Namjoon salah jika berpikir bahwa meninggalkan Jihyun dan Jimin berdua akan menghasilkan sebuah pelukan hangat dengan saling mengatakan 'aku merindukanmu'.
Mereka masih sama, bertahan dalam pendapatnya masing masing. Mereka saling mencintai, tapi perbedaan pendapat yang besar membuat mereka harus seperti ini, mencintai dalam jauh.Jimin yang menginginkan sebuah pernikahan dan Jihyun yang trauma akan pernikahan. Mengingat begitu banyak pernikahan yang gagal disekelilingnyanya.
kegagalan rumah tangga keluarga Heeyeon, kegagalan pernikahan Namjoon, juga kegagalan rumah tangga kedua orang tuanya."Mungkin ini akan menjadi terakhir kali kita bertemu, aku akan menanyakan hal yang sama,"
Jihyun mencoba mengeratkan pegangan tangannya pada sisi sofa yang tengah ia duduki. Sungguh, ia sangat ingin memeluk Jimin.
merasa begitu bersalah melihat Jimin yang semakin kurus. Jihyun hanya bergumam mendengar pernyataan Jimin. Mempersiapkan jawaban yang sama atas pertanyaannya."Kau, tidak ingin menikah denganku?"
"Em," lagi-lagi Jihyun hanya bergumam dengan kedua matanya yang berkaca-kaca melihat ke arah Jimin yang menunjukan aura keputus asaan disekitarnya.
Jimin menyunggingkan senyumnya sekilas lalu mengangguk nganggukan kepalanya mengerti, ia sudah menduga jawaban Jihyun yang akan sama, tapi sakit hatinya atas penolakan kedua Jihyun juga sama. Seperti Dejavu.
"Baiklah, aku mengerti." kedua mata Jimin juga berkaca kaca, dan ia bingung kenapa Jihyun juga menangis seolah olah Jimin yang berbuat salah padanya. Ah ia lupa, ia yang memutuskan hubungan keduanya. "Makan dengan baik~ Jangan terlalu sering membeli barang palsu, orang orang tidak akan percaya padamu jika kau membeli barang asli suatu hari nanti." lanjut Jimin sambil sedikit mengumpat di akhir kalimat karena sadar suaranya bergetar.
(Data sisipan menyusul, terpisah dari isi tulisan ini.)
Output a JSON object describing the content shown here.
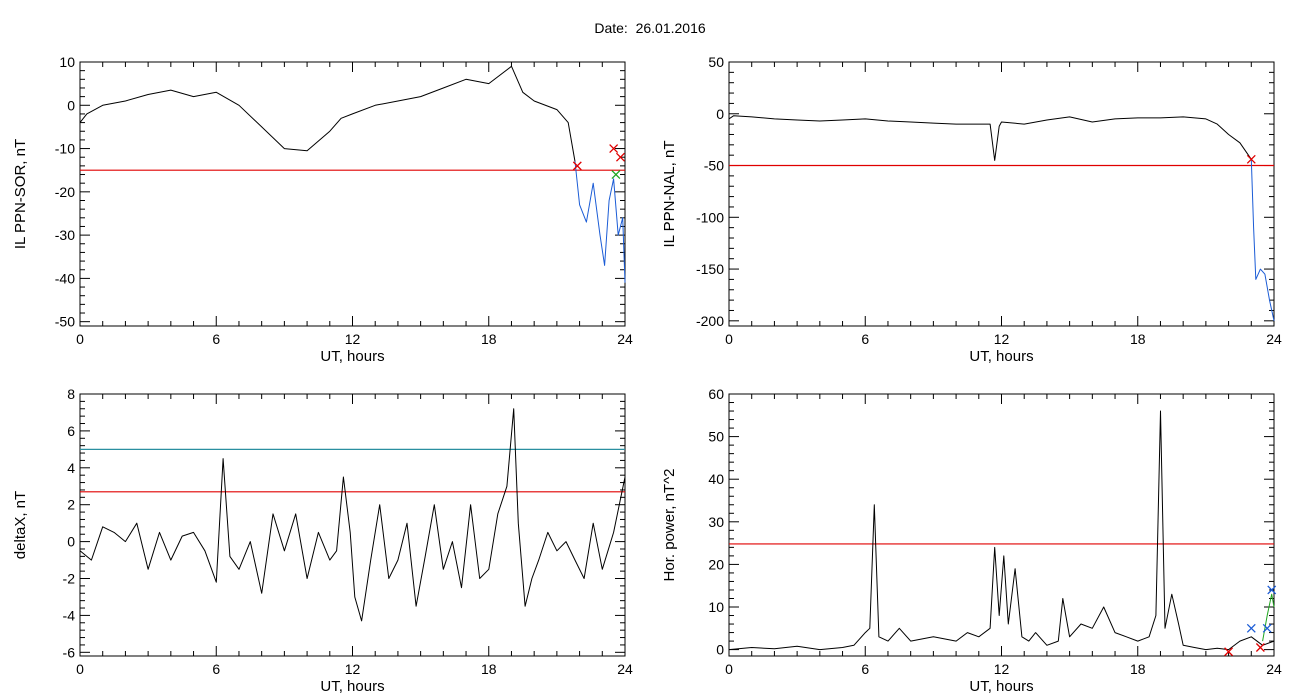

"Aku pergi dulu," Jimin mulai berdiri dan bersiap untuk berjalan tapi tangan Jihyun yang memegangi tangannya, membuat ia harus berhenti.
"Karena ini mungkin akan jadi terakhir kalinya kita bertemu, aku juga ingin mengatakan sesuatu padamu," Jihyun mendongak menatap Jimin yang juga menatapnya, Jihyun memegangi tangan kanan Jimin dengan kedua tangan, lalu ia menundukan kepalanya.
"Oy Park Ji-ya. Makan dengan baik juga, jangan tidur terlalu malam lagi, aku tidak bisa membangunkanmu. Ah dan juga, teruslah menari, teruslah menari Park Ji-ya." ujar Jihyun masih sambil mencoba meredam tangisannya membuat suara yang ia keluarkan bergetar.
"Jihyun-ah~"
"Aku minta maaf juga berterima kasih~ dan juga," Jihyun mendongak menatap Jimin dengan kedua matanya yang berair dan mulai membasahi pipinya "Aku merindukanmu," lanjut Jihyun lalu kembali menunduk, menangis dengan keras sambil menggenggam erat tangan kanan Jimin, dan Jimin hanya bisa membiarkan Jihyun seperti itu, dengan ia sendiri juga menangis dalam diam.
.
.
.
.Namjoon memperhatikan Jimin yang baru saja keluar dari apartemen Jihyun saat waktu menunjukan Pukul 22:23, ia bahkan keluar dari rumah Heeyeon saat jam masih menunjukan Pukul sembilan lebih sedikit, lalu tanpa sadar ia tertidur karena lelah menunggu Jimin yang tak kunjung datang ke mobilnya.
Ia merasa tidak enak jika harus mengganggu Jimin yang tengah melepaskan rasa rindunya untuk melihat Jihyun."Dimana anak anak---Oh! Kau berhasil menitipkan kedua anakmu ke rumah boss Ahn?! Waah luar biasa! " ujar Jimin sesaat setelah ia masuk kedalam mobil dan menolehkan kepalanya ke kursi belakang dan tak melihat Yoongi maupun Taehyung disana.
"Em, boss Ahn memangku Taehyung yang tengah tertidur dibahuku tanpa mengatakan apapun, lalu setelahnya berteriak pada Heeyeon kalau kedua anakku tidur dikamar Heeyeon," cerita Namjoon sedikit menggebu, merasa kembali hidup.